The TG/HDL-C ratio ≥2.2 has been very recently confirmed as accurate screening tool identifying IR, high blood pressure, metabolic syndrome, liver steatosis, higher carotid intima-media thickness, and concentric left ventricular hypertrophy in the 5505 children and adolescents from the “Cardiometabolic risk factors in overweight and obese children in Italy” (CARITALY) study [23]. Previously, Weiss et al. [28] demonstrated the association of a high TG/HDL-C in adolescence with development of a proatherogenic lipid profile later in young adulthood. In a study of 1452 obese youths, the TG/HDL-C ratio was associated with IR mainly in white obese boys and girls, but not in Hispanics and African-Americans individuals, again confirming the need of population-specific predictive model of risk [27]. Furthermore, these predictive models in young patients must take into account also pubertal development, which is well known to affect IR. Unfortunately, this information was missed in our series. However, we run all the regression models controlling for age.
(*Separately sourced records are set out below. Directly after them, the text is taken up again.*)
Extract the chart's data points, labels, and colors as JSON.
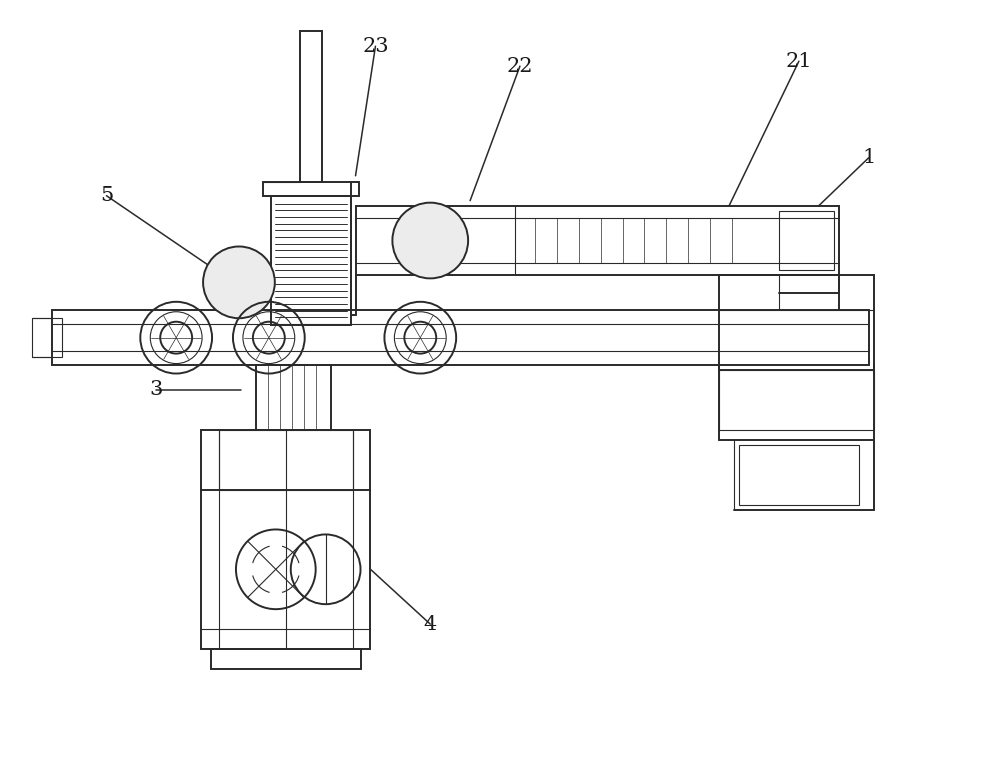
{
  "bg_color": "#ffffff",
  "lc": "#2a2a2a",
  "lw": 1.4,
  "lw2": 0.8,
  "lw3": 0.5,
  "figsize": [
    10.0,
    7.64
  ],
  "dpi": 100
}
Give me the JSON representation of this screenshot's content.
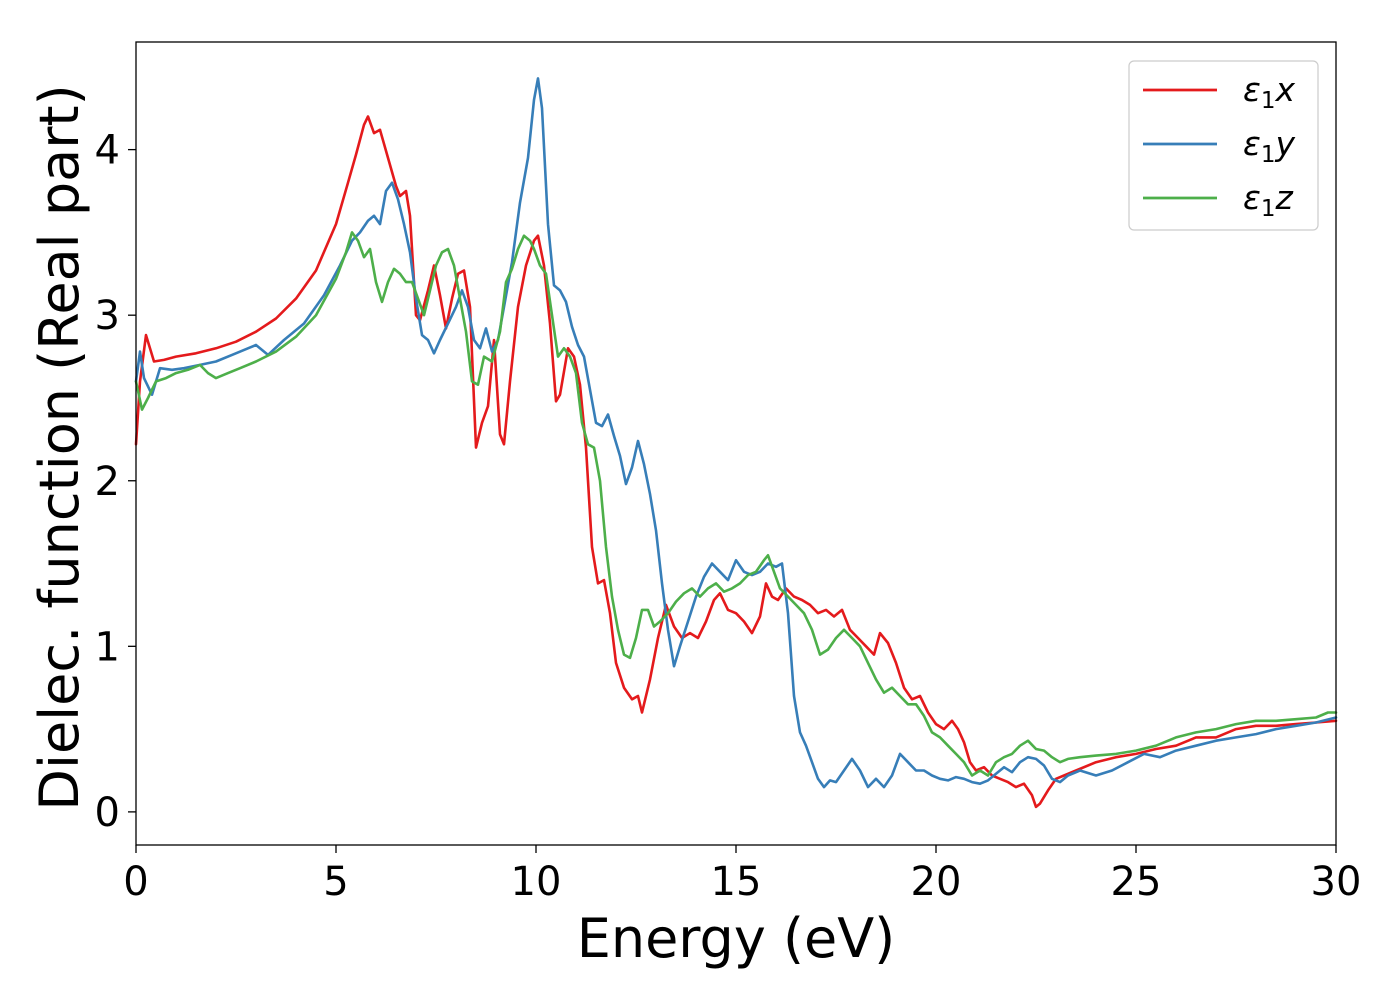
{
  "chart_data": {
    "type": "line",
    "title": "",
    "xlabel": "Energy (eV)",
    "ylabel": "Dielec. function (Real part)",
    "xlim": [
      0,
      30
    ],
    "ylim": [
      -0.2,
      4.65
    ],
    "xticks": [
      0,
      5,
      10,
      15,
      20,
      25,
      30
    ],
    "yticks": [
      0,
      1,
      2,
      3,
      4
    ],
    "grid": false,
    "legend_position": "top-right",
    "series": [
      {
        "name": "ε1x",
        "legend": {
          "symbol": "ε",
          "sub": "1",
          "var": "x"
        },
        "color": "#e41a1c",
        "x": [
          0,
          0.1,
          0.25,
          0.45,
          0.7,
          1,
          1.5,
          2,
          2.5,
          3,
          3.5,
          4,
          4.5,
          5,
          5.3,
          5.5,
          5.7,
          5.8,
          5.95,
          6.1,
          6.3,
          6.5,
          6.6,
          6.75,
          6.85,
          7.0,
          7.1,
          7.3,
          7.45,
          7.6,
          7.75,
          7.9,
          8.05,
          8.2,
          8.35,
          8.5,
          8.65,
          8.8,
          8.95,
          9.1,
          9.2,
          9.35,
          9.55,
          9.75,
          9.95,
          10.05,
          10.2,
          10.35,
          10.5,
          10.6,
          10.8,
          10.95,
          11.1,
          11.25,
          11.4,
          11.55,
          11.7,
          11.85,
          12.0,
          12.2,
          12.4,
          12.55,
          12.65,
          12.85,
          13.05,
          13.25,
          13.45,
          13.65,
          13.85,
          14.05,
          14.25,
          14.45,
          14.6,
          14.8,
          15.0,
          15.2,
          15.4,
          15.6,
          15.75,
          15.9,
          16.05,
          16.25,
          16.45,
          16.65,
          16.85,
          17.05,
          17.25,
          17.45,
          17.65,
          17.85,
          18.05,
          18.25,
          18.45,
          18.6,
          18.8,
          19.0,
          19.2,
          19.4,
          19.6,
          19.8,
          20.0,
          20.2,
          20.4,
          20.55,
          20.7,
          20.85,
          21.0,
          21.2,
          21.4,
          21.6,
          21.8,
          22.0,
          22.2,
          22.4,
          22.5,
          22.6,
          22.8,
          23.0,
          23.2,
          23.5,
          24.0,
          24.5,
          25.0,
          25.5,
          26.0,
          26.5,
          27.0,
          27.5,
          28.0,
          28.5,
          29.0,
          29.5,
          30.0
        ],
        "y": [
          2.22,
          2.6,
          2.88,
          2.72,
          2.73,
          2.75,
          2.77,
          2.8,
          2.84,
          2.9,
          2.98,
          3.1,
          3.27,
          3.55,
          3.8,
          3.97,
          4.15,
          4.2,
          4.1,
          4.12,
          3.95,
          3.78,
          3.72,
          3.75,
          3.6,
          3.0,
          2.97,
          3.15,
          3.3,
          3.12,
          2.92,
          3.1,
          3.25,
          3.27,
          3.05,
          2.2,
          2.35,
          2.45,
          2.85,
          2.28,
          2.22,
          2.6,
          3.05,
          3.3,
          3.45,
          3.48,
          3.3,
          2.95,
          2.48,
          2.52,
          2.8,
          2.75,
          2.58,
          2.2,
          1.6,
          1.38,
          1.4,
          1.2,
          0.9,
          0.75,
          0.68,
          0.7,
          0.6,
          0.8,
          1.05,
          1.25,
          1.12,
          1.05,
          1.08,
          1.05,
          1.15,
          1.28,
          1.32,
          1.22,
          1.2,
          1.15,
          1.08,
          1.18,
          1.38,
          1.3,
          1.28,
          1.35,
          1.3,
          1.28,
          1.25,
          1.2,
          1.22,
          1.18,
          1.22,
          1.1,
          1.05,
          1.0,
          0.95,
          1.08,
          1.02,
          0.9,
          0.75,
          0.68,
          0.7,
          0.6,
          0.53,
          0.5,
          0.55,
          0.5,
          0.42,
          0.3,
          0.25,
          0.27,
          0.22,
          0.2,
          0.18,
          0.15,
          0.17,
          0.1,
          0.03,
          0.05,
          0.13,
          0.2,
          0.22,
          0.25,
          0.3,
          0.33,
          0.35,
          0.38,
          0.4,
          0.45,
          0.45,
          0.5,
          0.52,
          0.52,
          0.53,
          0.54,
          0.55
        ]
      },
      {
        "name": "ε1y",
        "legend": {
          "symbol": "ε",
          "sub": "1",
          "var": "y"
        },
        "color": "#377eb8",
        "x": [
          0,
          0.1,
          0.2,
          0.4,
          0.6,
          0.9,
          1.2,
          1.6,
          2.0,
          2.4,
          2.8,
          3.0,
          3.3,
          3.7,
          4.2,
          4.7,
          5.1,
          5.4,
          5.6,
          5.8,
          5.95,
          6.1,
          6.25,
          6.4,
          6.55,
          6.7,
          6.85,
          7.0,
          7.15,
          7.3,
          7.45,
          7.6,
          7.8,
          8.0,
          8.15,
          8.3,
          8.45,
          8.6,
          8.75,
          8.9,
          9.05,
          9.2,
          9.4,
          9.6,
          9.8,
          9.95,
          10.05,
          10.15,
          10.3,
          10.45,
          10.6,
          10.75,
          10.9,
          11.05,
          11.2,
          11.35,
          11.5,
          11.65,
          11.8,
          11.95,
          12.1,
          12.25,
          12.4,
          12.55,
          12.7,
          12.85,
          13.0,
          13.15,
          13.3,
          13.45,
          13.6,
          13.8,
          14.0,
          14.2,
          14.4,
          14.6,
          14.8,
          15.0,
          15.2,
          15.4,
          15.6,
          15.8,
          16.0,
          16.15,
          16.3,
          16.45,
          16.6,
          16.75,
          16.9,
          17.05,
          17.2,
          17.35,
          17.5,
          17.7,
          17.9,
          18.1,
          18.3,
          18.5,
          18.7,
          18.9,
          19.1,
          19.3,
          19.5,
          19.7,
          19.9,
          20.1,
          20.3,
          20.5,
          20.7,
          20.9,
          21.1,
          21.3,
          21.5,
          21.7,
          21.9,
          22.1,
          22.3,
          22.5,
          22.7,
          22.9,
          23.1,
          23.3,
          23.6,
          24.0,
          24.4,
          24.8,
          25.2,
          25.6,
          26.0,
          26.5,
          27.0,
          27.5,
          28.0,
          28.5,
          29.0,
          29.5,
          30.0
        ],
        "y": [
          2.6,
          2.78,
          2.62,
          2.52,
          2.68,
          2.67,
          2.68,
          2.7,
          2.72,
          2.76,
          2.8,
          2.82,
          2.76,
          2.85,
          2.95,
          3.12,
          3.3,
          3.45,
          3.5,
          3.57,
          3.6,
          3.55,
          3.75,
          3.8,
          3.7,
          3.55,
          3.38,
          3.1,
          2.88,
          2.85,
          2.77,
          2.85,
          2.95,
          3.05,
          3.15,
          3.05,
          2.85,
          2.8,
          2.92,
          2.78,
          2.85,
          3.05,
          3.32,
          3.68,
          3.95,
          4.3,
          4.43,
          4.25,
          3.55,
          3.18,
          3.15,
          3.08,
          2.93,
          2.82,
          2.75,
          2.55,
          2.35,
          2.33,
          2.4,
          2.27,
          2.15,
          1.98,
          2.08,
          2.24,
          2.1,
          1.92,
          1.7,
          1.38,
          1.1,
          0.88,
          1.0,
          1.15,
          1.3,
          1.42,
          1.5,
          1.45,
          1.4,
          1.52,
          1.45,
          1.43,
          1.45,
          1.5,
          1.48,
          1.5,
          1.2,
          0.7,
          0.48,
          0.4,
          0.3,
          0.2,
          0.15,
          0.19,
          0.18,
          0.25,
          0.32,
          0.25,
          0.15,
          0.2,
          0.15,
          0.22,
          0.35,
          0.3,
          0.25,
          0.25,
          0.22,
          0.2,
          0.19,
          0.21,
          0.2,
          0.18,
          0.17,
          0.19,
          0.23,
          0.27,
          0.24,
          0.3,
          0.33,
          0.32,
          0.28,
          0.2,
          0.18,
          0.22,
          0.25,
          0.22,
          0.25,
          0.3,
          0.35,
          0.33,
          0.37,
          0.4,
          0.43,
          0.45,
          0.47,
          0.5,
          0.52,
          0.54,
          0.57
        ]
      },
      {
        "name": "ε1z",
        "legend": {
          "symbol": "ε",
          "sub": "1",
          "var": "z"
        },
        "color": "#4daf4a",
        "x": [
          0,
          0.15,
          0.3,
          0.5,
          0.75,
          1.0,
          1.3,
          1.6,
          1.8,
          2.0,
          2.3,
          2.6,
          3.0,
          3.5,
          4.0,
          4.5,
          5.0,
          5.25,
          5.4,
          5.55,
          5.7,
          5.85,
          6.0,
          6.15,
          6.3,
          6.45,
          6.6,
          6.75,
          6.9,
          7.05,
          7.2,
          7.35,
          7.5,
          7.65,
          7.8,
          7.95,
          8.1,
          8.25,
          8.4,
          8.55,
          8.7,
          8.9,
          9.1,
          9.25,
          9.4,
          9.55,
          9.7,
          9.85,
          9.95,
          10.1,
          10.25,
          10.4,
          10.55,
          10.7,
          10.85,
          11.0,
          11.15,
          11.3,
          11.45,
          11.6,
          11.75,
          11.9,
          12.05,
          12.2,
          12.35,
          12.5,
          12.65,
          12.8,
          12.95,
          13.1,
          13.3,
          13.5,
          13.7,
          13.9,
          14.1,
          14.3,
          14.5,
          14.7,
          14.9,
          15.1,
          15.3,
          15.5,
          15.7,
          15.8,
          15.95,
          16.1,
          16.3,
          16.5,
          16.7,
          16.9,
          17.1,
          17.3,
          17.5,
          17.7,
          17.9,
          18.1,
          18.3,
          18.5,
          18.7,
          18.9,
          19.1,
          19.3,
          19.5,
          19.7,
          19.9,
          20.1,
          20.3,
          20.5,
          20.7,
          20.9,
          21.1,
          21.3,
          21.5,
          21.7,
          21.9,
          22.1,
          22.3,
          22.5,
          22.7,
          22.9,
          23.1,
          23.3,
          23.6,
          24.0,
          24.5,
          25.0,
          25.5,
          26.0,
          26.5,
          27.0,
          27.5,
          28.0,
          28.5,
          29.0,
          29.5,
          29.8,
          30.0
        ],
        "y": [
          2.6,
          2.43,
          2.5,
          2.6,
          2.62,
          2.65,
          2.67,
          2.7,
          2.65,
          2.62,
          2.65,
          2.68,
          2.72,
          2.78,
          2.87,
          3.0,
          3.22,
          3.38,
          3.5,
          3.45,
          3.35,
          3.4,
          3.2,
          3.08,
          3.2,
          3.28,
          3.25,
          3.2,
          3.2,
          3.1,
          3.0,
          3.15,
          3.3,
          3.38,
          3.4,
          3.3,
          3.1,
          2.9,
          2.6,
          2.58,
          2.75,
          2.72,
          2.9,
          3.2,
          3.28,
          3.4,
          3.48,
          3.45,
          3.4,
          3.3,
          3.25,
          3.0,
          2.75,
          2.8,
          2.75,
          2.65,
          2.35,
          2.22,
          2.2,
          2.0,
          1.6,
          1.3,
          1.1,
          0.95,
          0.93,
          1.05,
          1.22,
          1.22,
          1.12,
          1.15,
          1.2,
          1.27,
          1.32,
          1.35,
          1.3,
          1.35,
          1.38,
          1.33,
          1.35,
          1.38,
          1.43,
          1.45,
          1.52,
          1.55,
          1.45,
          1.35,
          1.3,
          1.25,
          1.2,
          1.1,
          0.95,
          0.98,
          1.05,
          1.1,
          1.05,
          1.0,
          0.9,
          0.8,
          0.72,
          0.75,
          0.7,
          0.65,
          0.65,
          0.58,
          0.48,
          0.45,
          0.4,
          0.35,
          0.3,
          0.22,
          0.25,
          0.22,
          0.3,
          0.33,
          0.35,
          0.4,
          0.43,
          0.38,
          0.37,
          0.33,
          0.3,
          0.32,
          0.33,
          0.34,
          0.35,
          0.37,
          0.4,
          0.45,
          0.48,
          0.5,
          0.53,
          0.55,
          0.55,
          0.56,
          0.57,
          0.6,
          0.6
        ]
      }
    ]
  }
}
As to other investigated phenotypes, previous studies tested the accuracy of FPG to predict IGT [29, 30]. Studies investigated the performance of risk phenotypes associated with the worsening of IR (i.e., greater whole body fatness as estimated by the BMI, visceral adiposity, high levels of fasting TG, and low levels of HDL-C, fasting state free fatty acids (FFAs), FFAs during an OGTT, and overnight FFAs among others) [31, 32]. Values of FPG ranging from 75 to 95 mg/dl in association with classes of TG as high as 80 mg/dl to 120 mg/dl were found to predict IGT with good accuracy [29]. In a clinic-based Canadian population of 256 obese children and adolescents (age ranging from 5 to 17 years of age) with a 13.9 % prevalence of IGT, a fasting TG concentration >1.17 mmol/l (104 mg/dl) was proposed as a simple clinical criterion for selecting obese children who deserve OGTT (71.4 % sensitivity, 64.1 % specificity for isolated IGT) [33].
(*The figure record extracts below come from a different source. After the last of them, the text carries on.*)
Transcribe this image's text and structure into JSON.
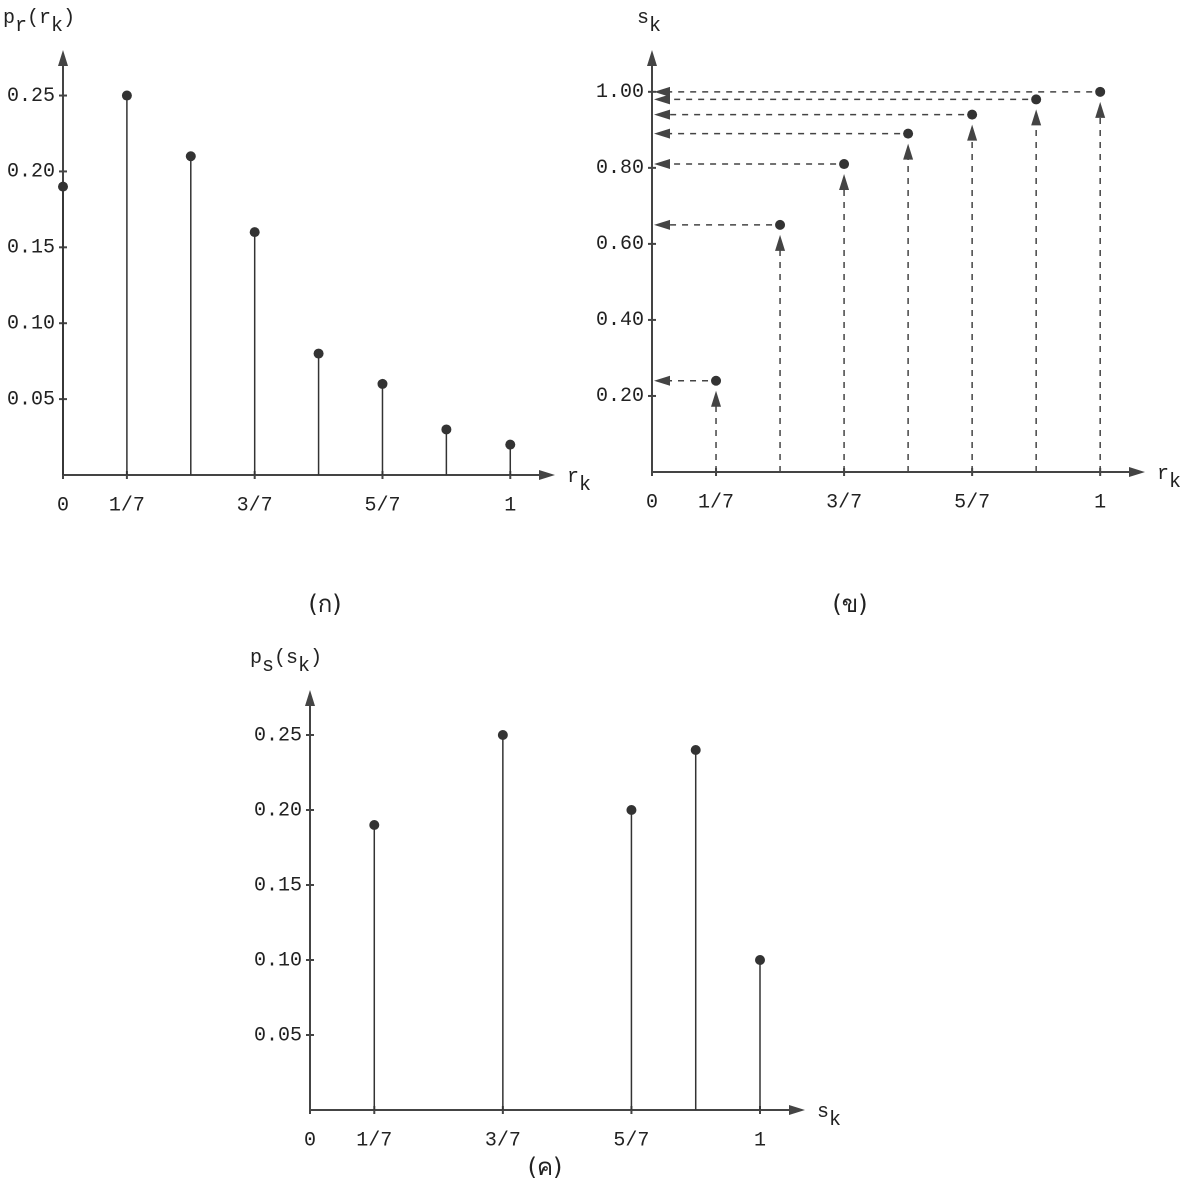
{
  "chart_data": [
    {
      "type": "stem",
      "caption": "(ก)",
      "y_label": [
        "p",
        "r",
        "(r",
        "k",
        ")"
      ],
      "x_label": [
        "r",
        "k"
      ],
      "x": [
        0,
        0.142857,
        0.285714,
        0.428571,
        0.571429,
        0.714286,
        0.857143,
        1
      ],
      "values": [
        0.19,
        0.25,
        0.21,
        0.16,
        0.08,
        0.06,
        0.03,
        0.02
      ],
      "xlim": [
        0,
        1.1
      ],
      "ylim": [
        0,
        0.28
      ],
      "xticks": [
        0,
        {
          "value": 0.142857,
          "label": "1/7"
        },
        {
          "value": 0.428571,
          "label": "3/7"
        },
        {
          "value": 0.714286,
          "label": "5/7"
        },
        1
      ],
      "yticks": [
        0.05,
        {
          "value": 0.1,
          "label": "0.10"
        },
        0.15,
        {
          "value": 0.2,
          "label": "0.20"
        },
        0.25
      ]
    },
    {
      "type": "mapping",
      "caption": "(ข)",
      "y_label": [
        "s",
        "k"
      ],
      "x_label": [
        "r",
        "k"
      ],
      "x": [
        0.142857,
        0.285714,
        0.428571,
        0.571429,
        0.714286,
        0.857143,
        1
      ],
      "values": [
        0.24,
        0.65,
        0.81,
        0.89,
        0.94,
        0.98,
        1.0
      ],
      "xlim": [
        0,
        1.1
      ],
      "ylim": [
        0,
        1.11
      ],
      "xticks": [
        0,
        {
          "value": 0.142857,
          "label": "1/7"
        },
        {
          "value": 0.428571,
          "label": "3/7"
        },
        {
          "value": 0.714286,
          "label": "5/7"
        },
        1
      ],
      "yticks": [
        {
          "value": 0.2,
          "label": "0.20"
        },
        {
          "value": 0.4,
          "label": "0.40"
        },
        {
          "value": 0.6,
          "label": "0.60"
        },
        {
          "value": 0.8,
          "label": "0.80"
        },
        {
          "value": 1,
          "label": "1.00"
        }
      ]
    },
    {
      "type": "stem",
      "caption": "(ค)",
      "y_label": [
        "p",
        "s",
        "(s",
        "k",
        ")"
      ],
      "x_label": [
        "s",
        "k"
      ],
      "x": [
        0.142857,
        0.428571,
        0.714286,
        0.857143,
        1
      ],
      "values": [
        0.19,
        0.25,
        0.2,
        0.24,
        0.1
      ],
      "xlim": [
        0,
        1.1
      ],
      "ylim": [
        0,
        0.28
      ],
      "xticks": [
        0,
        {
          "value": 0.142857,
          "label": "1/7"
        },
        {
          "value": 0.428571,
          "label": "3/7"
        },
        {
          "value": 0.714286,
          "label": "5/7"
        },
        1
      ],
      "yticks": [
        0.05,
        {
          "value": 0.1,
          "label": "0.10"
        },
        0.15,
        {
          "value": 0.2,
          "label": "0.20"
        },
        0.25
      ]
    }
  ]
}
The association of high circulating TG and waist circumference has been known for a long time as metabolic risk factor efficiently predicting cardiovascular disease and T2D in adults [34]. In the pediatric population, cutoff points of fasting TG and waist circumferences to define a combined phenotype of risk may result cumbersome since their values vary physiologically based on ethnicity, gender, and age. The use of the TG/HDL-C allows overcoming the use of specific population percentiles, being TG and HDL-C routinely estimated in the clinical practice, and also importantly economically affordable on large scale. It is worth noting that our results were obtained in a sample of obese patients enrolled in secondary healthcare centers and, they need to be verified in a general population.

In conclusion, findings of the present investigation support the reliability of the TG/HDL-C ratio to predict the risk of IGT in both obese children and adolescents. The risk of IGT associated with the TG/HDL-C ratio ≥2.2 was extremely high in children as compared to adolescents.